The Social Security program can be sustained over the long run if we lower the tax rate. While this may seem anathema to the conventional wisdom, it may be the cornerstone that promotes our economic revival.
In 2013, only the first $113,700 of annual earned income is subject to the 15.3 percent social security and medicare tax. While half of this amount is paid by the employer, most of this tax is reflected in a lower salary to keep the total employment expense down.
Further, unearned income (taxable interest, dividends and capital gains) is not subject to the social security tax. However, unearned income accounts for nearly half of all income in the United States.

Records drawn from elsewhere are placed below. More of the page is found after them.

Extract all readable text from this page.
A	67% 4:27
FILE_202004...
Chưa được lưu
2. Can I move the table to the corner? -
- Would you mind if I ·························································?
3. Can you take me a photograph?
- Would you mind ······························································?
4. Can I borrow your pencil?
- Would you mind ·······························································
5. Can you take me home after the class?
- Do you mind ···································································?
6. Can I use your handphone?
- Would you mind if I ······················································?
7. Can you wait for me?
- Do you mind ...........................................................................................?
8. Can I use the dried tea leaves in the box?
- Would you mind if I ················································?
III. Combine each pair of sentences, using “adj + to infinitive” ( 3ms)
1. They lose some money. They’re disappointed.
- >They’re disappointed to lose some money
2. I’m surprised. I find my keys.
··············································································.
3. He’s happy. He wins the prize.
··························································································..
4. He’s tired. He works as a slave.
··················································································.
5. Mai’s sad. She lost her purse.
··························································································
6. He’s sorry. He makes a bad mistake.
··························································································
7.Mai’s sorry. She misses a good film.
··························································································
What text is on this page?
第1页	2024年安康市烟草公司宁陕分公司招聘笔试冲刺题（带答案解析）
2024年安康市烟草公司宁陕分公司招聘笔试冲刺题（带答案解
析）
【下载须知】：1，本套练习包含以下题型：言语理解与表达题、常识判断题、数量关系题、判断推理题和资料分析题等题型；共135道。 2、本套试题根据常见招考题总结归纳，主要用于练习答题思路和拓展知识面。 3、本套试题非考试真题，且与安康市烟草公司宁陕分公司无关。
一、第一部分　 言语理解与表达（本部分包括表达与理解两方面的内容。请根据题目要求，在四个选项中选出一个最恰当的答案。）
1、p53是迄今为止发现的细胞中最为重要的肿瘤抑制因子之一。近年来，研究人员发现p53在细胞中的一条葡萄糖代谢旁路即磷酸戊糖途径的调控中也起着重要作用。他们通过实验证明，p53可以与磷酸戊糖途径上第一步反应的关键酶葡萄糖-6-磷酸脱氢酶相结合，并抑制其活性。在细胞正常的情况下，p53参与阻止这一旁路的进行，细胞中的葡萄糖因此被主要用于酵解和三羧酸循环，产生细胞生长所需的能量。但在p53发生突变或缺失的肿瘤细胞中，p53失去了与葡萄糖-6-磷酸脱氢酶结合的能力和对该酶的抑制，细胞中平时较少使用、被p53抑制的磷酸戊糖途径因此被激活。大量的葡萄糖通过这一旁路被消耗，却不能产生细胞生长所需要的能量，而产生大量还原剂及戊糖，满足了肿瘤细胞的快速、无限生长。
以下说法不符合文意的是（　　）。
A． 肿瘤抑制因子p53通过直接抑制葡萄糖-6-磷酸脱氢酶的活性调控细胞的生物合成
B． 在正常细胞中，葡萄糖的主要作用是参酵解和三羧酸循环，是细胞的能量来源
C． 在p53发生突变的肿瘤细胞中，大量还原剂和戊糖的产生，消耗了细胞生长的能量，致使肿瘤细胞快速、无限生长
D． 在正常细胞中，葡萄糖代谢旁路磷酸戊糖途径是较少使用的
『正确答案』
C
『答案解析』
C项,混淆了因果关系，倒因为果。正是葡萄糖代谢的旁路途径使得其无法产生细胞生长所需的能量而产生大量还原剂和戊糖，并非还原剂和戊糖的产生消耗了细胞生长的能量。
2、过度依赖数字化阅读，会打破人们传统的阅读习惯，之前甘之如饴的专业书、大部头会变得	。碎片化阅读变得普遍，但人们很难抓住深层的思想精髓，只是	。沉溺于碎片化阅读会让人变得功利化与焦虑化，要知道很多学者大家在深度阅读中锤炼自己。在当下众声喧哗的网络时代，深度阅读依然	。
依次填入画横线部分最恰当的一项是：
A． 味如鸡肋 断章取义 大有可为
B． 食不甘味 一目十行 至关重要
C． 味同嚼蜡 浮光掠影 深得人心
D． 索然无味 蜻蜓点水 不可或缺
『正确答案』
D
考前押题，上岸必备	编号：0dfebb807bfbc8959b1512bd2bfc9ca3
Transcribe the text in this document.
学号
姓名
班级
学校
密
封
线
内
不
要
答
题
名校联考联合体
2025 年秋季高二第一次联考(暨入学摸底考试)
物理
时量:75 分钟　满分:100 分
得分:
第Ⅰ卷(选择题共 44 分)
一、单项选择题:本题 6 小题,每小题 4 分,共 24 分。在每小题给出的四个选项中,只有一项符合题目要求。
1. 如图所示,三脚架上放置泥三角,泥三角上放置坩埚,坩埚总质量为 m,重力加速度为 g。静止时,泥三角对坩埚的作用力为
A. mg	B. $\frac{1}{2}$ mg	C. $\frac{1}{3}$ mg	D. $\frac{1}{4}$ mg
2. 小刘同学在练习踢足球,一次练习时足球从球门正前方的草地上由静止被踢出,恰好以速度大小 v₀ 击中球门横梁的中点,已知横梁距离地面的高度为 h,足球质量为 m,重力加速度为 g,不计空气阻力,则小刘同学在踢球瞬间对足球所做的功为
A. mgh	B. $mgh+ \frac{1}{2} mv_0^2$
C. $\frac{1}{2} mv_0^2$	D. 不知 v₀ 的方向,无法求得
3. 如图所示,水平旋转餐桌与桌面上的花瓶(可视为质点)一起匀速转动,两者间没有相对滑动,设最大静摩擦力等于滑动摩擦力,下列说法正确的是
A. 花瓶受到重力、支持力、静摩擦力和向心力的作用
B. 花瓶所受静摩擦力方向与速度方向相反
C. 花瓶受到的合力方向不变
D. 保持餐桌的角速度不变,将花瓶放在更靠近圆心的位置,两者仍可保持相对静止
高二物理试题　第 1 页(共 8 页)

By increasing the tax base to include all income — earned and unearned — we could halve the tax rate and provide the same level of tax revenue. For the median household income of $50,000, this would result in an annual tax savings of approximately $3,750. The lower rate would provide more incentive to employ, thereby increasing the social security tax revenue.
In previous columns, I indicated that Medicare taxes apply to a threshold level of income. This is the case for Social Security and was the case for Medicare from its inception in 1965 through 1993. However, from 1994 through 2012, the 2.9 percent tax was applied to all levels of earned income — unearned income was excluded.
This year, an additional 0.9 percent will apply to earned income above $200,000 for individuals and $250,000 for married couples filing jointly. In addition, unearned income will be taxed at 3.8 percent when total income — earned and unearned — exceeds these levels.
This recommendation for Social Security would have a greater probability of success if we strengthen our medium of exchange
. I will provide more on this policy prescription in future columns.